Sunday, July 26, 2009
Back To The Psycho Mines
I've recently been through one of the most pleasant runs of mood I've had in my life. I went through weeks of being stable, happy, and productive. But the last few days have seen me back on the roller coaster. Not in a serious way, but enough to throw me for a loop and worry the missus.
And then this morning I ran across this book on our kitchen counter. Started reading it in the bathroom, took it back to bed. Didn't set it down until I was done. It took me three hours to read and much of that time was spent in thought. It is a wonderful book and I'd recommend it to any interested party -- but this isn't a critical piece.
Now I've always scored high on Asperger's/autism tests but I always figured that was because they don't distinguish between autism and misanthropy. But reading this book, I was startled by the number of traits and behaviors I had in common with the author and her fellow autistics.
I ain't autistic. The two most obvious symptoms of autism are difficulty with verbal thinking and lack of empathy. In these areas I'm aberrant in the opposite direction; I was conversational on an adult level by nine or ten months, and my empathy is of the kind where it is frequently difficult for me to distinguish between my emotions and those of the people around me. (This makes it really, really easy to get me to do what you want if you really, really want to.) And while I have difficulty socializing, I've always treasured and desired human contact in a way that's quite alien to the autistic.
But over and over again I found myself recognizing the way she viewed life and the way she dealt with it. She talks about how autistic people benefit from the application of physical pressure to their bodies; until I moved away from home I slept with sixteen old-fashioned wool blankets on my bed because I needed the pressure in order to sleep. (During the summer I'd roll them up and stick them in our upright freezer during the day so they'd keep me cool at night.) Even now I can't sleep unless I have a pillow over my head. And a lot of my childhood play involved confinement in close quarters, which always soothed me. Even my preference for soft, heavy women seems to reflect this tendency.
The way she had to construct her social skills deliberately and intellectually. Again, this was and is very true for me. I don't have any intuitive sense of how people are going to react to me. I'm continually refining my public behavior based on incoming information. And there are aspects of my behavior which I don't even notice until they're pointed out to me -- the way I blow my nose loudly, for instance. I have no idea how many of those idiosyncrasies are still unknown to me.

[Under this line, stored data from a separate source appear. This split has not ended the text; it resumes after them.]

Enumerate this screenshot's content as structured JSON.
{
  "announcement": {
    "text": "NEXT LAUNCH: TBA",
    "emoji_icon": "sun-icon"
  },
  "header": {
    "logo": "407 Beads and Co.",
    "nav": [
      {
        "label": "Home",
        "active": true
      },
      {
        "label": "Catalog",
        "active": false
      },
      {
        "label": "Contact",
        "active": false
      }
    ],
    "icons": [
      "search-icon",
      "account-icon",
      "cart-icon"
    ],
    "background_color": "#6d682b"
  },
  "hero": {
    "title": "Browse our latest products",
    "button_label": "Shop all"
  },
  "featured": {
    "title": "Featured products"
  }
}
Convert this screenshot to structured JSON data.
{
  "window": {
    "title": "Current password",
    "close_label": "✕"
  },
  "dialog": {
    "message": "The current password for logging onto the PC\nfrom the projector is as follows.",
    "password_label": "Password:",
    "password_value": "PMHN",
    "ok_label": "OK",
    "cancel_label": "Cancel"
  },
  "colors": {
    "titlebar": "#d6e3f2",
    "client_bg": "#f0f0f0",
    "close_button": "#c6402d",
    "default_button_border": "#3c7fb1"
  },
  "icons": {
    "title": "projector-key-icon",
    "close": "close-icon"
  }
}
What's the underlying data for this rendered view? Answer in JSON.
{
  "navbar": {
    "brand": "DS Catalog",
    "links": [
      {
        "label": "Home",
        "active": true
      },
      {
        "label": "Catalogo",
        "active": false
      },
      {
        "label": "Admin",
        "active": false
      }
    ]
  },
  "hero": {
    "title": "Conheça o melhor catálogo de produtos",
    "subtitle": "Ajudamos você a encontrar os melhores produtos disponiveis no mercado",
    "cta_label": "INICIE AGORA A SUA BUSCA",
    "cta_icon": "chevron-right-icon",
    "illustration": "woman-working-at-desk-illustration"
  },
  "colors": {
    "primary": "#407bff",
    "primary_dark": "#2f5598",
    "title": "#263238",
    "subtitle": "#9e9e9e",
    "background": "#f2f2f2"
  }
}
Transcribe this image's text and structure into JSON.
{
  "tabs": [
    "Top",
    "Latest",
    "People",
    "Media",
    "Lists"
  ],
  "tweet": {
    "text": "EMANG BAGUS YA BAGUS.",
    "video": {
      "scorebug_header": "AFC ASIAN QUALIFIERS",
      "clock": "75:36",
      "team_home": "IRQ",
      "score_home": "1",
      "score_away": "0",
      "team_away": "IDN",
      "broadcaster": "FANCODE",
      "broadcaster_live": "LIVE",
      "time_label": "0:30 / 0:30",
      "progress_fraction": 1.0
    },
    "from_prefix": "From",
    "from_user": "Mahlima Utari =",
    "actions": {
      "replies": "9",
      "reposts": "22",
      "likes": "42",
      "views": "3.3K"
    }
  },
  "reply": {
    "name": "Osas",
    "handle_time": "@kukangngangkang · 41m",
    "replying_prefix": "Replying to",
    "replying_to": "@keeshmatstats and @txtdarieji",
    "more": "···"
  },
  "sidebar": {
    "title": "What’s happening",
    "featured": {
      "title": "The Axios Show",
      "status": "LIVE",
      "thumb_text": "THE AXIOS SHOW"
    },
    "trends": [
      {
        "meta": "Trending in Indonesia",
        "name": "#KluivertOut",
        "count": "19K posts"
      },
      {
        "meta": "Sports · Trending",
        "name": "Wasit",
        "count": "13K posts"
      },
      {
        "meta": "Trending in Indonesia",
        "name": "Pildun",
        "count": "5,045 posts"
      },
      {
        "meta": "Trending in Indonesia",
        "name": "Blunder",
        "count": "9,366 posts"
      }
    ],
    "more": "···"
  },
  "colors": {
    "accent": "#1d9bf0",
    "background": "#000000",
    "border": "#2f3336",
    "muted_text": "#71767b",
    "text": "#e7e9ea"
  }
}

Ms. Grandin wrote of having to study people in order to be able to interact with them effectively. I was utterly baffled by people until I watched a Jane Goodall special on the National Geographic show and I realized that if I were to get by in the world I'd have to do with humans what she did with chimps.
Autistic people can have trouble filtering input. Oh, man. Noises other people would never notice can prevent me from sleeping. I can't listen to more than one conversation at once -- if someone tries to talk to me when I'm on the phone I'm overtaken by a brute rage. I can't filter sensory input -- but on the other hand, if I'm focused you have to yell at me for a while before I'll notice you.
Autistic people have trouble deviating from routine. Again, guilty as charged. If there's any variation in my routine I can start losing my shit. And self-injury as a way to soothe oneself via endorphins? All my best scars are self-inflicted, and my rule of thumb is that if the number of minutes I've spent pacing is multiplied by the bleeding bite-marks on my cuticles is greater than one hundred, it's time to take things seriously.
It went on and on. Even small details like having additional difficulties during the fall and the spring seemed to be similar to my own experiences.
There are a cluster of mental conditions like schizophrenia, depression, autism, OCD, etc. that seem to be related to and interactive with one another and I live in that zone. While I've been diagnosed with agitated depression and tentatively diagnosed with borderline schizophrenia, I really don't fall neatly into any diagnosis. My symptoms range all over the place and every so often something new will crop up unexpectedly and then fade away.
(I was particularly grateful that the mean-talking voices in my head were a one-off. Living with that shit would be too much.)
When I know my role, when there's an emergency or a job to be done, I have no problem functioning. That's when I shine. People I work or go to school with tend to think of me as able, amiable, and confident. It's only people who don't know me at all or who know me really well who understand that the boy's got issues.
This book got me wondering if I should reconsider the possibility of counseling and medication. Which doesn't help put me in a good mood. Last time I tried that it was a fucking disaster. Medication made things worse (seems that they no longer prescribe anti-depressants for agitated depression), and I wound up depressing my counselor. And god only knows I don't have the money, so the point is moot -- but there are the counselors at school, but would they be capable of working with a headcase of this magnitude?
Ah, well. The mood will pass. It's actually not as big a deal as it sounds. I'm doing pretty well for a crazy person. And all of the best parts of being me are the light side of that shadow. C'est la fucking vie, you know?